Let’s go home the back way. I wanna torment that French-poodle-excuse-for-a-dog in the basement apartment on Maple Street. Poodles. They’re almost as stupid as cats. Listen, Tommy, if you smarten up and dump this cat woman, don’t figure on finding one with a poodle to replace her. It’s no improvement.

Listen, what say we take the Frisbee to the park after work? I’ll make some killer catches and attract an audience. We’ll hook you up with a nice woman with no pets. I’ll lay on the canine charm and you make a date for the three of us. Good game plan? Great. GrrrrrrrHey, Frenchie – come and get me! Ooooh! You’re so vicious. Save me, Tommy, save me! No better than cats, I tell you.

Hold it, Tommy, hydrant. Wait – wait – wait – OK. Can we jog the last block home? I’m gonna be inside all day, you know. Thanks.

Hey, who’s that parked in the drive? Sniff. Youza! It’s that woman; I can smell her from here. What the hell is she doing here this early in the morning? Wow, she’s pissed, Tommy. What is she screaming about? Commitment? Well, of course he loves his dog more than he loves you, lady. Listen, sweetheart, I had him first.

Hey, look. I don’t believe it. She’s got her cat in her car. Isn’t that a BMW? Man, I wouldn’t even let a cat ride in the trunk of a Fiat. Hmmm – how would ol’ Spot handle this? A good raging fit of barking would scare the cat, but good. Yeah – and then it could claw apart the inside of the car.
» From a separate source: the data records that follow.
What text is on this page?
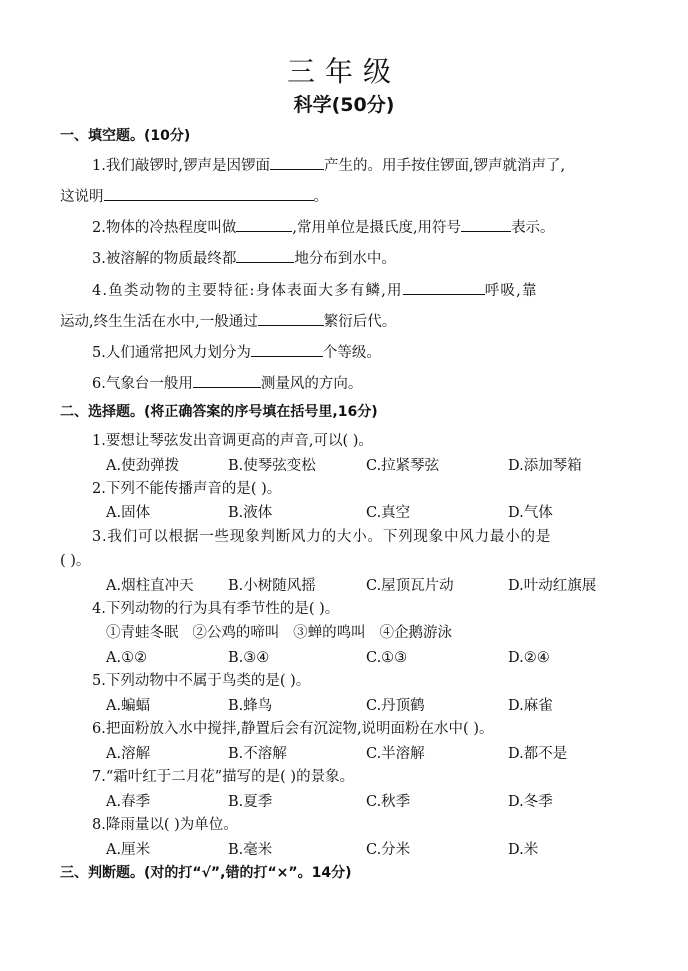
三年级
科学(50分)
一、填空题。(10分)
1.我们敲锣时,锣声是因锣面	产生的。用手按住锣面,锣声就消声了,
这说明	。
2.物体的冷热程度叫做	,常用单位是摄氏度,用符号	表示。
3.被溶解的物质最终都	地分布到水中。
4.鱼类动物的主要特征:身体表面大多有鳞,用	呼吸,靠
运动,终生生活在水中,一般通过	繁衍后代。
5.人们通常把风力划分为	个等级。
6.气象台一般用	测量风的方向。
二、选择题。(将正确答案的序号填在括号里,16分)
1.要想让琴弦发出音调更高的声音,可以( )。
A.使劲弹拨	B.使琴弦变松	C.拉紧琴弦	D.添加琴箱
2.下列不能传播声音的是( )。
A.固体	B.液体	C.真空	D.气体
3.我们可以根据一些现象判断风力的大小。下列现象中风力最小的是
( )。
A.烟柱直冲天 B.小树随风摇	C.屋顶瓦片动	D.叶动红旗展
4.下列动物的行为具有季节性的是( )。
①青蛙冬眠   ②公鸡的啼叫   ③蝉的鸣叫   ④企鹅游泳
A.①②	B.③④	C.①③	D.②④
5.下列动物中不属于鸟类的是( )。
A.蝙蝠	B.蜂鸟	C.丹顶鹤	D.麻雀
6.把面粉放入水中搅拌,静置后会有沉淀物,说明面粉在水中( )。
A.溶解	B.不溶解	C.半溶解	D.都不是
7.“霜叶红于二月花”描写的是( )的景象。
A.春季	B.夏季	C.秋季	D.冬季
8.降雨量以( )为单位。
A.厘米	B.毫米	C.分米	D.米
三、判断题。(对的打“√”,错的打“×”。14分)
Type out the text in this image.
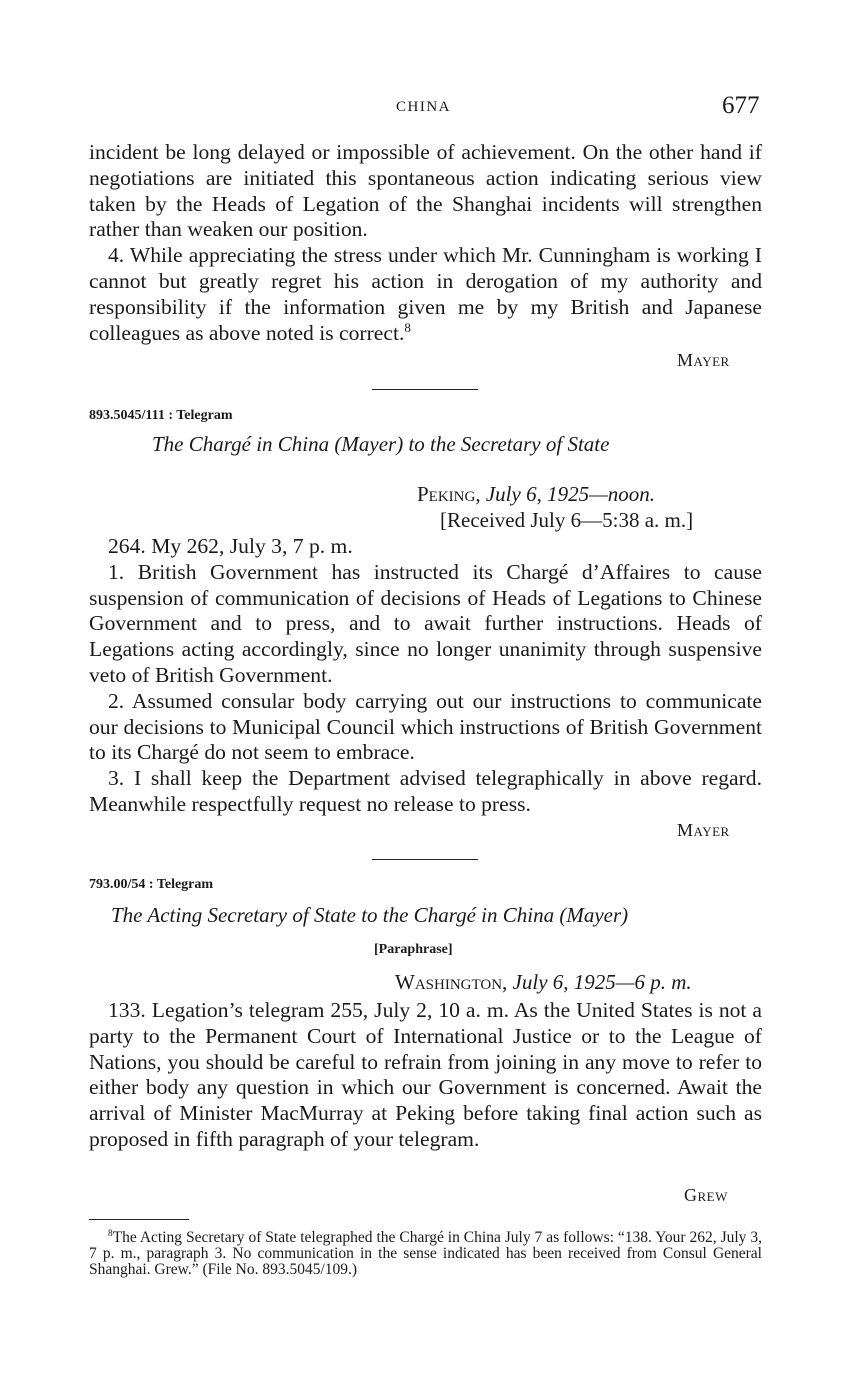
CHINA	677

incident be long delayed or impossible of achievement. On the other hand if negotiations are initiated this spontaneous action indicating serious view taken by the Heads of Legation of the Shanghai incidents will strengthen rather than weaken our position.

4. While appreciating the stress under which Mr. Cunningham is working I cannot but greatly regret his action in derogation of my authority and responsibility if the information given me by my British and Japanese colleagues as above noted is correct.$^8$

Mayer
893.5045/111 : Telegram
The Chargé in China (Mayer) to the Secretary of State
Peking, July 6, 1925—noon.
[Received July 6—5:38 a. m.]

264. My 262, July 3, 7 p. m.

1. British Government has instructed its Chargé d’Affaires to cause suspension of communication of decisions of Heads of Legations to Chinese Government and to press, and to await further instructions. Heads of Legations acting accordingly, since no longer unanimity through suspensive veto of British Government.

2. Assumed consular body carrying out our instructions to communicate our decisions to Municipal Council which instructions of British Government to its Chargé do not seem to embrace.

3. I shall keep the Department advised telegraphically in above regard. Meanwhile respectfully request no release to press.

Mayer
793.00/54 : Telegram
The Acting Secretary of State to the Chargé in China (Mayer)
[Paraphrase]
Washington, July 6, 1925—6 p. m.

133. Legation’s telegram 255, July 2, 10 a. m. As the United States is not a party to the Permanent Court of International Justice or to the League of Nations, you should be careful to refrain from joining in any move to refer to either body any question in which our Government is concerned. Await the arrival of Minister MacMurray at Peking before taking final action such as proposed in fifth paragraph of your telegram.

Grew

$^8$The Acting Secretary of State telegraphed the Chargé in China July 7 as follows: “138. Your 262, July 3, 7 p. m., paragraph 3. No communication in the sense indicated has been received from Consul General Shanghai. Grew.” (File No. 893.5045/109.)
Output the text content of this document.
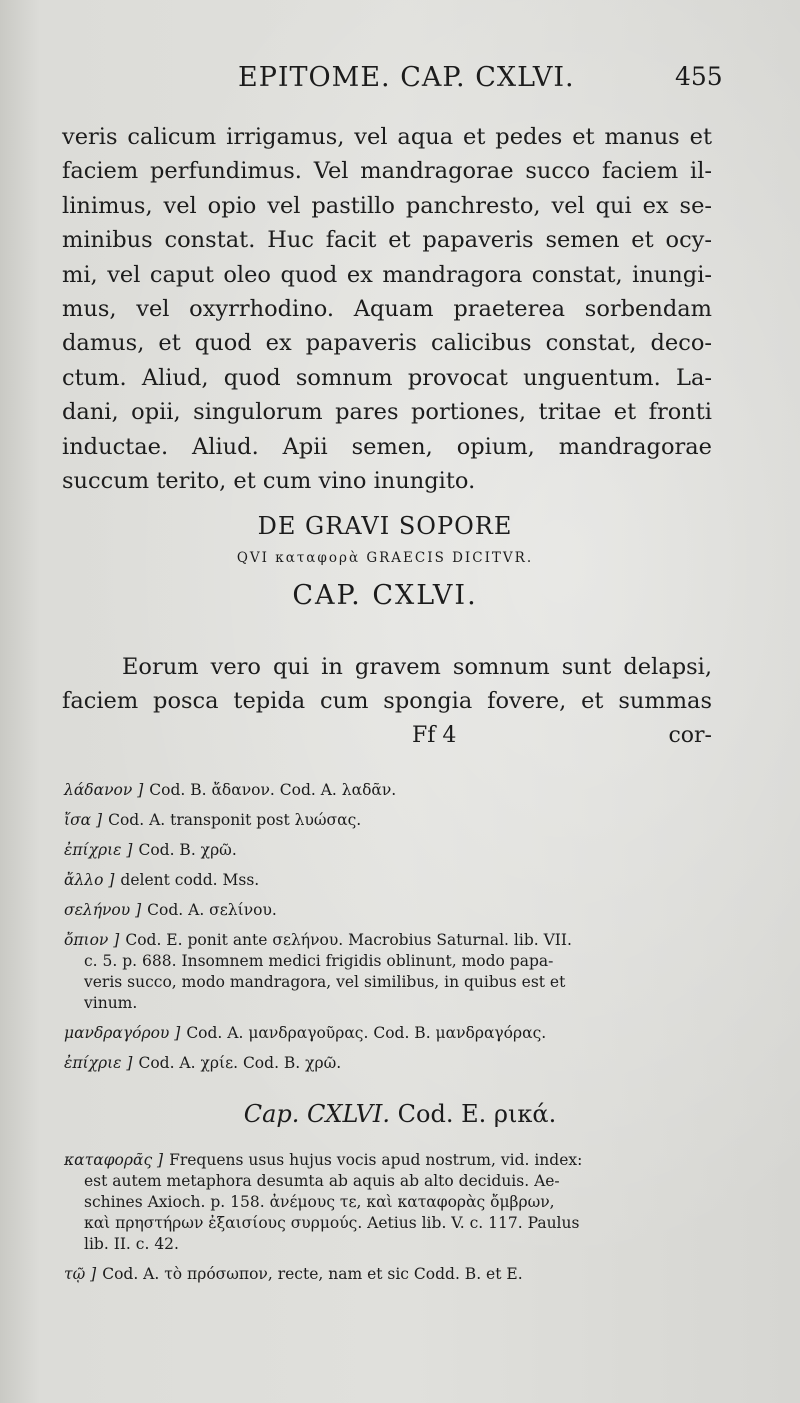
EPITOME. CAP. CXLVI.	455
veris calicum irrigamus, vel aqua et pedes et manus et
faciem perfundimus. Vel mandragorae succo faciem il-
linimus, vel opio vel pastillo panchresto, vel qui ex se-
minibus constat. Huc facit et papaveris semen et ocy-
mi, vel caput oleo quod ex mandragora constat, inungi-
mus, vel oxyrrhodino. Aquam praeterea sorbendam
damus, et quod ex papaveris calicibus constat, deco-
ctum. Aliud, quod somnum provocat unguentum. La-
dani, opii, singulorum pares portiones, tritae et fronti
inductae. Aliud. Apii semen, opium, mandragorae
succum terito, et cum vino inungito.
DE GRAVI SOPORE
QVI καταφορὰ GRAECIS DICITVR.
CAP. CXLVI.
Eorum vero qui in gravem somnum sunt delapsi,
faciem posca tepida cum spongia fovere, et summas
Ff 4	cor-
λάδανον ] Cod. B. ἄδανον. Cod. A. λαδᾶν.
ἴσα ] Cod. A. transponit post λυώσας.
ἐπίχριε ] Cod. B. χρῶ.
ἄλλο ] delent codd. Mss.
σελήνου ] Cod. A. σελίνου.
ὄπιον ] Cod. E. ponit ante σελήνου. Macrobius Saturnal. lib. VII.
c. 5. p. 688. Insomnem medici frigidis oblinunt, modo papa-
veris succo, modo mandragora, vel similibus, in quibus est et
vinum.
μανδραγόρου ] Cod. A. μανδραγοῦρας. Cod. B. μανδραγόρας.
ἐπίχριε ] Cod. A. χρίε. Cod. B. χρῶ.
Cap. CXLVI. Cod. E. ρικά.
καταφορᾶς ] Frequens usus hujus vocis apud nostrum, vid. index:
est autem metaphora desumta ab aquis ab alto deciduis. Ae-
schines Axioch. p. 158. ἀνέμους τε, καὶ καταφορὰς ὄμβρων,
καὶ πρηστήρων ἐξαισίους συρμούς. Aetius lib. V. c. 117. Paulus
lib. II. c. 42.
τῷ ] Cod. A. τὸ πρόσωπον, recte, nam et sic Codd. B. et E.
It wouldn’t even look suspicious – I’m supposed to hate cats!

Start with a little growl. Show the teeth. Grrrrr. Just a little closer. Ooooh – the fuzz ball sees me now. Watch this, Tommy! Full volume!

Wow, look at that cat go! Cat claws sure are sharp. You know, lady, you really should have gotten that cat declawed. Just look at what it’s doing to your leather seats. Have you ever seen such behavior? Hold it – I wouldn’t go in there if I were you, lady. There’s no guessing what that cat will claw apart next.

My fault? How could it be my fault? That’s right, Tommy, you tell her. Yeah, dogs chase cats. It serves her right for putting a stupid cat in a $50,000 car. OK, he will forget about going to the movies tonight. Tell her to can any plans for the weekend, too. We’re not going to put up with any cat woman telling us what to do, are we Tommy? No way. Man, those BMWs can really burn rubber.

Well, come on, Tommy. You’ve got to get a shower and get going. Remember, Frisbee in the park after work, OK? Good boy, Tommy.